In deze zaak moest de Hogeschool aan de docent de transitievergoeding betalen. Deze uitspraak is belangrijk omdat de Hoge Raad dus niet meegaat in de geopperde ‘vuistregel’ dat naar huidige maatschappelijke maatstaven seksueel grensoverschrijdend gedrag in een afhankelijkheidssituatie - zoals die van docent jegens leerling - in beginsel ernstig verwijtbaar handelen in de zin van artikel 7:673 lid 7, aanhef en onder c, BW zou moeten opleveren. Daartoe oordeelt de Hoge Raad onder meer dat anders onvoldoende recht zou worden gedaan aan de verantwoordelijkheid van de werkgever om grensoverschrijdend gedrag in zijn organisatie zoveel mogelijk te voorkomen en bij signalen van grensoverschrijdend gedrag daartegen op te treden. De werkgever heeft hier volgens de Hoge Raad duidelijk een eigen verantwoordelijkheid.

 

Casuïstisch

In deze zaak behield de docent dus zijn recht op de transitievergoeding. Dat kwam onder meer omdat de rechter bij de omstandigheden die van invloed waren op de verwijtbaarheid van het handelen van de docent in verhouding tot de Hogeschool óók het handelen en nalaten van de Hogeschool als werkgever betrok. Ofschoon de werkgever aan de docent duidelijke waarschuwingen had gegeven, was de werkgever op een aantal belangrijke punten in gebreke gebleven, waaronder:

- de werkgever had actief samen met de docent moeten onderzoeken welke didactische cursussen of begeleiding de docent nodig had;

- de werkgever had erop moeten toezien dat de docent die cursussen ook daadwerkelijk volgde en wat de resultaten waren;

- de werkgever had onvoldoende geobserveerd of de docent daadwerkelijk veranderingen had doorgevoerd in zijn manier van lesgeven en of de docent zijn gedrag had veranderd;

- de werkgever heeft naar de docent toe onvoldoende duidelijk te kennen gegeven of de wel doorgevoerde veranderingen voldoende waren.

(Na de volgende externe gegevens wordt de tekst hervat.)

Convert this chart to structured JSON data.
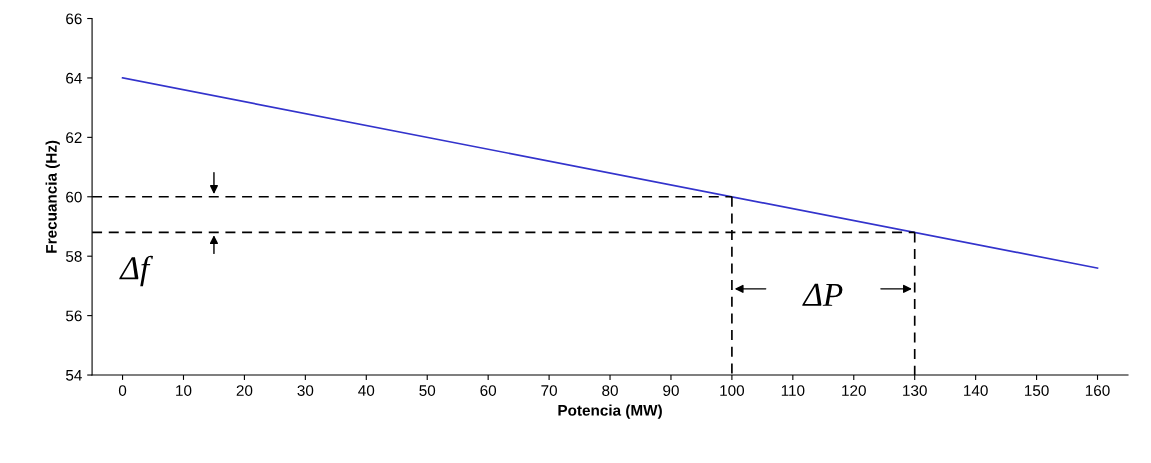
{
  "chart_data": {
    "type": "line",
    "xlabel": "Potencia (MW)",
    "ylabel": "Frecuancia (Hz)",
    "xlim": [
      -5,
      165
    ],
    "xticks": [
      0,
      10,
      20,
      30,
      40,
      50,
      60,
      70,
      80,
      90,
      100,
      110,
      120,
      130,
      140,
      150,
      160
    ],
    "ylim": [
      54,
      66
    ],
    "yticks": [
      54,
      56,
      58,
      60,
      62,
      64,
      66
    ],
    "grid": false,
    "series": [
      {
        "color": "#3333cc",
        "x": [
          0,
          160
        ],
        "values": [
          64,
          57.6
        ],
        "line_style": "solid"
      },
      {
        "color": "#000000",
        "x": [
          -5,
          100
        ],
        "values": [
          60,
          60
        ],
        "line_style": "dashed"
      },
      {
        "color": "#000000",
        "x": [
          -5,
          130
        ],
        "values": [
          58.8,
          58.8
        ],
        "line_style": "dashed"
      },
      {
        "color": "#000000",
        "x": [
          100,
          100
        ],
        "values": [
          60,
          54
        ],
        "line_style": "dashed"
      },
      {
        "color": "#000000",
        "x": [
          130,
          130
        ],
        "values": [
          58.8,
          54
        ],
        "line_style": "dashed"
      }
    ],
    "annotations": [
      "Δf",
      "ΔP"
    ]
  }
}
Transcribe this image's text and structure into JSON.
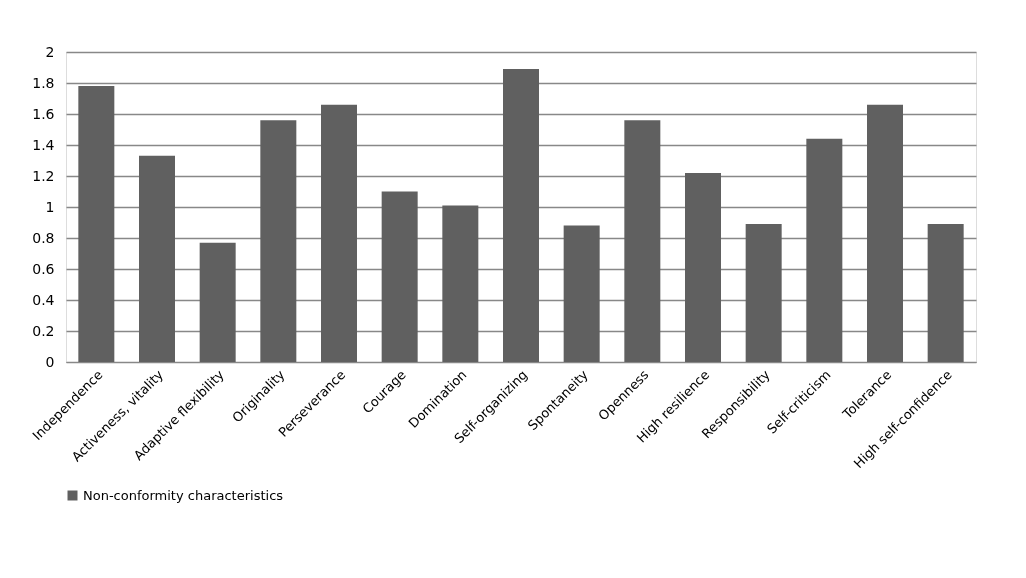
{
  "chart_data": {
    "type": "bar",
    "categories": [
      "Independence",
      "Activeness, vitality",
      "Adaptive flexibility",
      "Originality",
      "Perseverance",
      "Courage",
      "Domination",
      "Self-organizing",
      "Spontaneity",
      "Openness",
      "High resilience",
      "Responsibility",
      "Self-criticism",
      "Tolerance",
      "High self-confidence"
    ],
    "series": [
      {
        "name": "Non-conformity characteristics",
        "color": "#606060",
        "values": [
          1.78,
          1.33,
          0.77,
          1.56,
          1.66,
          1.1,
          1.01,
          1.89,
          0.88,
          1.56,
          1.22,
          0.89,
          1.44,
          1.66,
          0.89
        ]
      }
    ],
    "ylim": [
      0,
      2
    ],
    "yticks": [
      0,
      0.2,
      0.4,
      0.6,
      0.8,
      1,
      1.2,
      1.4,
      1.6,
      1.8,
      2
    ],
    "grid": "y",
    "legend": "bottom"
  }
}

Had de werkgever daarin geen steken laten vallen, dan had de uitkomst dus heel anders kunnen zijn.

 

Kortom

Wordt u beschuldigd van grensoverschrijdend gedrag of wilt u weten wat u als werkgever kunt doen om grensoverschrijdend gedrag in uw organisatie zoveel mogelijk te voorkomen, neemt u dan gerust contact met ons op om vrijblijvend uw specifieke situatie aan ons voor te leggen.

 

Terug naar het overzicht
AD Advocaten
Roemer Visscherstraat 24
1054 EX Amsterdam

Telefoon 020 61 81 781

Fax 020 68 33 042

Direct contact »
Stel een vraag »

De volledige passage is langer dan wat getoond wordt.